Quorum Components

In addition to single node failures, the cluster may split into several components due to network failure. A component is a set of nodes that are connected to each other, but not to the nodes that form other components. In these situations, only one component can continue to modify the database state to avoid history divergence. This component is called the Primary Component.

Under normal operations, your Primary Component is the cluster. When cluster partitioning occurs, Galera Cluster invokes a special Quorum algorithm to select one component as the Primary Component. This guarantees that there is never more than one Primary Component in the cluster.

Note

In addition to the individual node, quorum calculations also take into account a separate process called garbd. For more information on its configuration and use, see Galera Arbitrator.

Weighted Quorum

The current number of nodes in the cluster defines the current cluster size. There is no configuration setting that allows you to define the list of all possible cluster nodes. Every time a node joins the cluster, the total cluster size increases. When a node leaves the cluster, gracefully, the cluster size decreases. Cluster size determines the number of votes required to achieve quorum.

Galera Cluster takes a quorum vote whenever a node does not respond and is suspected of no longer being a part of the cluster. You can fine tune this no response timeout using the evs.suspect_timeout parameter. The default setting is 5 seconds.

When the cluster takes a quorum vote, if the majority of the total nodes connected from before the disconnect remain, that partition stays up. When network partitions occur, there are nodes active on both sides of the disconnect. The component that has quorum alone continues to operate as the Primary Component, while those without quorum enter the non-primary state and begin attempt to connect with the Primary Component.

../_images/pc.png

Quorum requires a majority, meaning that you cannot have automatic failover in a two node cluster. This is because the failure of one causes the remaining node automatically go into a non-primary state.

Clusters that have an even number of nodes risk split-brain conditions. If should you lose network connectivity somewhere between the partitions in a way that causes the number of nodes to split exactly in half, neither partition can retain quorum and both enter a non-primary state.

../_images/splitbrain.png

In order to enable automatic failovers, you need to use at least three nodes. Bear in mind that this scales out to other levels of infrastructure, for the same reasons.
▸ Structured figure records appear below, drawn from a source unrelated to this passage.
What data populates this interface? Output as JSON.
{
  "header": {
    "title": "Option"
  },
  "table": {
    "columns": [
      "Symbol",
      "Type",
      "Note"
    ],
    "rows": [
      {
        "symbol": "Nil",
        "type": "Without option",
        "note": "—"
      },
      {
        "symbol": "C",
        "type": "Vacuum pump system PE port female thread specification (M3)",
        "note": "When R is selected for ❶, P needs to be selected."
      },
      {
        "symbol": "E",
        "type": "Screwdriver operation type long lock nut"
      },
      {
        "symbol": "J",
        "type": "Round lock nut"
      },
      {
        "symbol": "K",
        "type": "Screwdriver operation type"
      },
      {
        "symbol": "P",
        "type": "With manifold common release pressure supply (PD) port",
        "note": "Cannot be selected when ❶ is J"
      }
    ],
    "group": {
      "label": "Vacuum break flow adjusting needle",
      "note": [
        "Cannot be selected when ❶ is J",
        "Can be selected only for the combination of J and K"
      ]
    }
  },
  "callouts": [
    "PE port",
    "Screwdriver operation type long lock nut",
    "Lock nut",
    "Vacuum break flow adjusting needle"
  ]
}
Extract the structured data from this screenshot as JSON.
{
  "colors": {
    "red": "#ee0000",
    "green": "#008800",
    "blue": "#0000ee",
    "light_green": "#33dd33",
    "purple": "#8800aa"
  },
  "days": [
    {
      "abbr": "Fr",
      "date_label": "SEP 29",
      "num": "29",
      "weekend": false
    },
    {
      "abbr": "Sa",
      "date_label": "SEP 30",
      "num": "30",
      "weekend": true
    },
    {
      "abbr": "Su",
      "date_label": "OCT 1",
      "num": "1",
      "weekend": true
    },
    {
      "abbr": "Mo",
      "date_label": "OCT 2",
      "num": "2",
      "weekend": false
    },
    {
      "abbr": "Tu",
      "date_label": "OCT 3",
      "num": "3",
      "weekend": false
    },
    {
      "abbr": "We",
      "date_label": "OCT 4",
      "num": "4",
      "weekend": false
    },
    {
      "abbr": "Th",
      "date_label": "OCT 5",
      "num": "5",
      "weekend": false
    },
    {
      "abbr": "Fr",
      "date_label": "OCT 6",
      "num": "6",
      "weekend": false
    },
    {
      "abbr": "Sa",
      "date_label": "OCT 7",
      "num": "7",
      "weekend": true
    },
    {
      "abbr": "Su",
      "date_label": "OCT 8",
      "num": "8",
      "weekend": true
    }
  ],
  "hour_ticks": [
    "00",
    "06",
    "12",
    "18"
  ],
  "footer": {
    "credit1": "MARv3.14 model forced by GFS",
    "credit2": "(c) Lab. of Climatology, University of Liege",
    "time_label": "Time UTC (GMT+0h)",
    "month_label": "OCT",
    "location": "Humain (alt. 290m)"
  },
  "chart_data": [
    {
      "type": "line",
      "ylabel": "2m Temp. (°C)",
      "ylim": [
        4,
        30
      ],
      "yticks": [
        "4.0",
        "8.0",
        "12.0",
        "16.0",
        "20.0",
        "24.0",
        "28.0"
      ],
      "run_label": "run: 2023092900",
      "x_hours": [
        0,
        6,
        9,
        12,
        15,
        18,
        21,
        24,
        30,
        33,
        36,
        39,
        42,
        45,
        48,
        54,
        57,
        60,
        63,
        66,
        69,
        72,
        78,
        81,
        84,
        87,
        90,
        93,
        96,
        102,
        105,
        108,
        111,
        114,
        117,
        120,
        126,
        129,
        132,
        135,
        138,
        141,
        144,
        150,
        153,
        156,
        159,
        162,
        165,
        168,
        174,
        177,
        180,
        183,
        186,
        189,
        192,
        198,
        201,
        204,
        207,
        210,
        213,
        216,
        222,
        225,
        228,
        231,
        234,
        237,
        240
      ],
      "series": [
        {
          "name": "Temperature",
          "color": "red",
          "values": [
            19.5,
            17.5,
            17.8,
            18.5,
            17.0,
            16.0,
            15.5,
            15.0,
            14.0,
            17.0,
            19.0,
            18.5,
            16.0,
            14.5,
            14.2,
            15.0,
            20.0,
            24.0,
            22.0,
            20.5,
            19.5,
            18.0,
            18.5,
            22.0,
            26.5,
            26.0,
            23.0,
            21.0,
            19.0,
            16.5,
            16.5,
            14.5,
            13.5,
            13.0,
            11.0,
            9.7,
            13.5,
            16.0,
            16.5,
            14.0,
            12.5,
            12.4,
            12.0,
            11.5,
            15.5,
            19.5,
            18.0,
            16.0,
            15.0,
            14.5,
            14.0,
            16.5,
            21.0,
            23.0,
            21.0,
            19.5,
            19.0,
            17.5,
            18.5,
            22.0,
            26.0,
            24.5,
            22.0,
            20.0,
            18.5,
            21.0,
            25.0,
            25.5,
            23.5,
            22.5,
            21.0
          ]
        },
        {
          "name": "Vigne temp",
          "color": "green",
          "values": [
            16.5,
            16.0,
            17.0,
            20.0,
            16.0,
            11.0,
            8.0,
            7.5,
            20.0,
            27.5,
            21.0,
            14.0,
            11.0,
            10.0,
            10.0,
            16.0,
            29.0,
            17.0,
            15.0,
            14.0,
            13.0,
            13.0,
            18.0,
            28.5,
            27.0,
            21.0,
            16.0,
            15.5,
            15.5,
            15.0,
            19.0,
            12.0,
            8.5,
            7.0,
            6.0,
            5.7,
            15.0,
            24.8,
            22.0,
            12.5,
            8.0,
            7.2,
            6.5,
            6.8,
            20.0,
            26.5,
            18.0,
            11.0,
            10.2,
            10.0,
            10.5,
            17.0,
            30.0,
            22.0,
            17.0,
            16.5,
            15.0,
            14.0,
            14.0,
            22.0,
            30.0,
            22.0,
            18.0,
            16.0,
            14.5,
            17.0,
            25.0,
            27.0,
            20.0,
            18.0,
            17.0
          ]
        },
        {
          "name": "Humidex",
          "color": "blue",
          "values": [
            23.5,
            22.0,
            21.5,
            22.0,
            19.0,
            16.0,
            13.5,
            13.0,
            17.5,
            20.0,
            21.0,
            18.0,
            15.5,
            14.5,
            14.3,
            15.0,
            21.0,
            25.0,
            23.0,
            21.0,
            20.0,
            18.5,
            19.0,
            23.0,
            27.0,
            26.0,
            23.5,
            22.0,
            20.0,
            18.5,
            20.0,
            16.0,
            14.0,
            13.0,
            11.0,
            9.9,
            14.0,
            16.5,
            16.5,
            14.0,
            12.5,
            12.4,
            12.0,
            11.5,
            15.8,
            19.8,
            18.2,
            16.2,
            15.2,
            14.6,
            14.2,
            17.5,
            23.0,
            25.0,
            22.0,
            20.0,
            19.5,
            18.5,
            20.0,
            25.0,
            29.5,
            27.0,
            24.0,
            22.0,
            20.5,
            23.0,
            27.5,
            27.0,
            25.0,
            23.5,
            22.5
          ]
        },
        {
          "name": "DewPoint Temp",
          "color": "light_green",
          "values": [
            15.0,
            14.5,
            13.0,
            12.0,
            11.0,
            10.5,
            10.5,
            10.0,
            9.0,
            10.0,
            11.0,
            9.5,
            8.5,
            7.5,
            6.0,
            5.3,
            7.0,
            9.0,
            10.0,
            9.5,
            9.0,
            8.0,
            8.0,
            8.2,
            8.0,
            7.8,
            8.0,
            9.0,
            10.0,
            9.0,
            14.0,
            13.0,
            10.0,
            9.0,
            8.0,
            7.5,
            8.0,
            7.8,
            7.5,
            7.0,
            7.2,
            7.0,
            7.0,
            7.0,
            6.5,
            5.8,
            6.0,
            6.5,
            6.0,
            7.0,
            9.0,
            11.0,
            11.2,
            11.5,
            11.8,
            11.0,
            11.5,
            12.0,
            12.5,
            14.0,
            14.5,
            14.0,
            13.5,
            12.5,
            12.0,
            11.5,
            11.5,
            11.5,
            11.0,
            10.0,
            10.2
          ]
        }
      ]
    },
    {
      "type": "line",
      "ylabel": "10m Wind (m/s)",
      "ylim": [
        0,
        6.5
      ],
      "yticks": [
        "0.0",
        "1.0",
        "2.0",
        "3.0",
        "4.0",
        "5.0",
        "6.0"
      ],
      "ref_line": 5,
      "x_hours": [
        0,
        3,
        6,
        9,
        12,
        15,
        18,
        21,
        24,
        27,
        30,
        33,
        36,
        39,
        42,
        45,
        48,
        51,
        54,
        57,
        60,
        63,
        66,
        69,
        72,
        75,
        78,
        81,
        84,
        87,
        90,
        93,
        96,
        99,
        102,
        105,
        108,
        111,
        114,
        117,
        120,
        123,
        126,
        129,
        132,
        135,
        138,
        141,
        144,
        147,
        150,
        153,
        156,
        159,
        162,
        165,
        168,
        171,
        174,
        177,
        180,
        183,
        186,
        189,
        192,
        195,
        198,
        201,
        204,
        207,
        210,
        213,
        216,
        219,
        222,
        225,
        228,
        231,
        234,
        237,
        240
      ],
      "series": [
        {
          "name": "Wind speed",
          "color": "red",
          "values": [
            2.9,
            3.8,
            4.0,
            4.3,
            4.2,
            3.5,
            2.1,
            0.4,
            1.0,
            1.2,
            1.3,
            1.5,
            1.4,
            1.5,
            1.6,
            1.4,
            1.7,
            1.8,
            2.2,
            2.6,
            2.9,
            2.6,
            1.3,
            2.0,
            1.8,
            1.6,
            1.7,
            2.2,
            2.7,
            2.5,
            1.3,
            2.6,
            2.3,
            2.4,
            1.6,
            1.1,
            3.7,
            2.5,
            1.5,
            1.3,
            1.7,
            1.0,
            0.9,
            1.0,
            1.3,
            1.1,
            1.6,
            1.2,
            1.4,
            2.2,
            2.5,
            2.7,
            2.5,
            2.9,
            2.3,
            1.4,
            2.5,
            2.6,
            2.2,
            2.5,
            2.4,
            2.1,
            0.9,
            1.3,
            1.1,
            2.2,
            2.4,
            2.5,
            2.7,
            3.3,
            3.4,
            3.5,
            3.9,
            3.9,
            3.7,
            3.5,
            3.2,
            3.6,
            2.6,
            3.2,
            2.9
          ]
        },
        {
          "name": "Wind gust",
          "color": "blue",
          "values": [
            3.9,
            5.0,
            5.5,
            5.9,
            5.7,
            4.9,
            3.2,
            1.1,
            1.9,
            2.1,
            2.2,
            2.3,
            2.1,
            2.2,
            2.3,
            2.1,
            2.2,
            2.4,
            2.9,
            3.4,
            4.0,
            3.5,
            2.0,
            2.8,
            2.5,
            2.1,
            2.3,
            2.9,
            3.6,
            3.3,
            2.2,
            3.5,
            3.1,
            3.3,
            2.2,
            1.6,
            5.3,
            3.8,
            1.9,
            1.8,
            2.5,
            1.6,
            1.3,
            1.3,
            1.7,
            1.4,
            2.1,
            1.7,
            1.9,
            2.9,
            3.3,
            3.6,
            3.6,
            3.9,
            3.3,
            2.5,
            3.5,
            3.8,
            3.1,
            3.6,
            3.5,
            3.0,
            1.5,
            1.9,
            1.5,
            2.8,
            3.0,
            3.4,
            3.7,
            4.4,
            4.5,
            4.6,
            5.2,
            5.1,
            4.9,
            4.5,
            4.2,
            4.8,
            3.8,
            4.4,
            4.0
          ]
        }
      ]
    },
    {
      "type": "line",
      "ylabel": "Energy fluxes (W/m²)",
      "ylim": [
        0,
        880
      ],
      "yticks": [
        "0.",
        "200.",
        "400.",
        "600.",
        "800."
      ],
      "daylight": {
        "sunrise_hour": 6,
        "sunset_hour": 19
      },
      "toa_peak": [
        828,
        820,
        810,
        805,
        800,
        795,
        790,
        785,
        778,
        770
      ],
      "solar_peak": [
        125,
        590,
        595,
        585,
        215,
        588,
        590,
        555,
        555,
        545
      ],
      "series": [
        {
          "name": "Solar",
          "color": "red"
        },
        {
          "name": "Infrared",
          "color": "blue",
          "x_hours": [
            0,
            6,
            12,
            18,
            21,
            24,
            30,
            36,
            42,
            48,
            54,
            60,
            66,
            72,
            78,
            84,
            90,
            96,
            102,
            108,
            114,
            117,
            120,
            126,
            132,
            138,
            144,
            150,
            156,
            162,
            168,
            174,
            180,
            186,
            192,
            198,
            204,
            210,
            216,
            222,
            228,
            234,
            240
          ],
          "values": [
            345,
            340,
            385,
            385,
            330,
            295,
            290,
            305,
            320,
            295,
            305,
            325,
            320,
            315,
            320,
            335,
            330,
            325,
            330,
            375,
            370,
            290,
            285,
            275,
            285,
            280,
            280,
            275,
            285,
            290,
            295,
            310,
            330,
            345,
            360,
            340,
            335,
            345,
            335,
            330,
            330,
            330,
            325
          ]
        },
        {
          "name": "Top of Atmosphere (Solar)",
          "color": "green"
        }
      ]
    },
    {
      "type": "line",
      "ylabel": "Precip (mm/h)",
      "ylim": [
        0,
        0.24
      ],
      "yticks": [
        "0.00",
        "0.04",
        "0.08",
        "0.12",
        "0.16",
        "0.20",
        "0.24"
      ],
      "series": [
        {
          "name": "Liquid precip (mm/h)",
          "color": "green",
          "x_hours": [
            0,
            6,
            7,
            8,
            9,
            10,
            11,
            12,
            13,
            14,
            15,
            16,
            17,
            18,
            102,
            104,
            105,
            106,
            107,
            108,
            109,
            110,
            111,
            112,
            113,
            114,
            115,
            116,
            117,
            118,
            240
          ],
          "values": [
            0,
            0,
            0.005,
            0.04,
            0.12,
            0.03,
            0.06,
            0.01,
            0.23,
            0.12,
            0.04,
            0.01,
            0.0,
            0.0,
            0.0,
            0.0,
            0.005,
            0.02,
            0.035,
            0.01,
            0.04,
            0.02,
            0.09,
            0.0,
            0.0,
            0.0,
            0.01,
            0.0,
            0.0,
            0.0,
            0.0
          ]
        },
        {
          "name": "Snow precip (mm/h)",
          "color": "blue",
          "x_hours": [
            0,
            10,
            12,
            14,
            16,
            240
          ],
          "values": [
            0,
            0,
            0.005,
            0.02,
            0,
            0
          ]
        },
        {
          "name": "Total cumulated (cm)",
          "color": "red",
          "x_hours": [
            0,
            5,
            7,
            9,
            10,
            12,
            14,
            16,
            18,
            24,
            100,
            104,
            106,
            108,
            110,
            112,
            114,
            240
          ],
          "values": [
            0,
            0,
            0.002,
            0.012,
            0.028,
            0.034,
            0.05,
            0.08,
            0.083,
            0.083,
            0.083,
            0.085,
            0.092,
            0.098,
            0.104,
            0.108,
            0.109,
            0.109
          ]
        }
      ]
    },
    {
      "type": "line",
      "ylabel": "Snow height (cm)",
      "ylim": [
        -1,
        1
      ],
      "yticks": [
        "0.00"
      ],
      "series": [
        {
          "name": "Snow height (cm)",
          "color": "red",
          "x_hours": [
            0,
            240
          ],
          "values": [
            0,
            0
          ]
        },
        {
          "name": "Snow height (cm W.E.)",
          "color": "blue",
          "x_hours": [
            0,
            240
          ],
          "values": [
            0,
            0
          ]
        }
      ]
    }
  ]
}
  • Single switch clusters should use a minimum of 3 nodes.
  • Clusters spanning switches should use a minimum of 3 switches.
  • Clusters spanning networks should use a minimum of 3 networks.
  • Clusters spanning data centers should use a minimum of 3 data centers.

Split-Brain Condition

Cluster failures that result in database nodes operating autonomous of each other are called split-brain conditions. When this occurs, data can become irreparably corrupted, such as would occur when two database nodes independently update the same row on the same table. As is the case with any quorum-based system, Galera Cluster is subject to split-brain conditions when the quorum algorithm fails to select a Primary Component.

For example, this can occur if you have a cluster without a backup switch in the event that the main switch fails. Or, when a single node fails in a two node cluster.

By design, Galera Cluster avoids split-brain condition. In the event that a failure results in splitting the cluster into two partitions of equal size, (unless you explicitly configure it otherwise), neither partition becomes a Primary Component.

To minimize the risk of this happening in clusters that do have an even number of nodes, partition the cluster in a way that one component always forms the Primary Cluster section.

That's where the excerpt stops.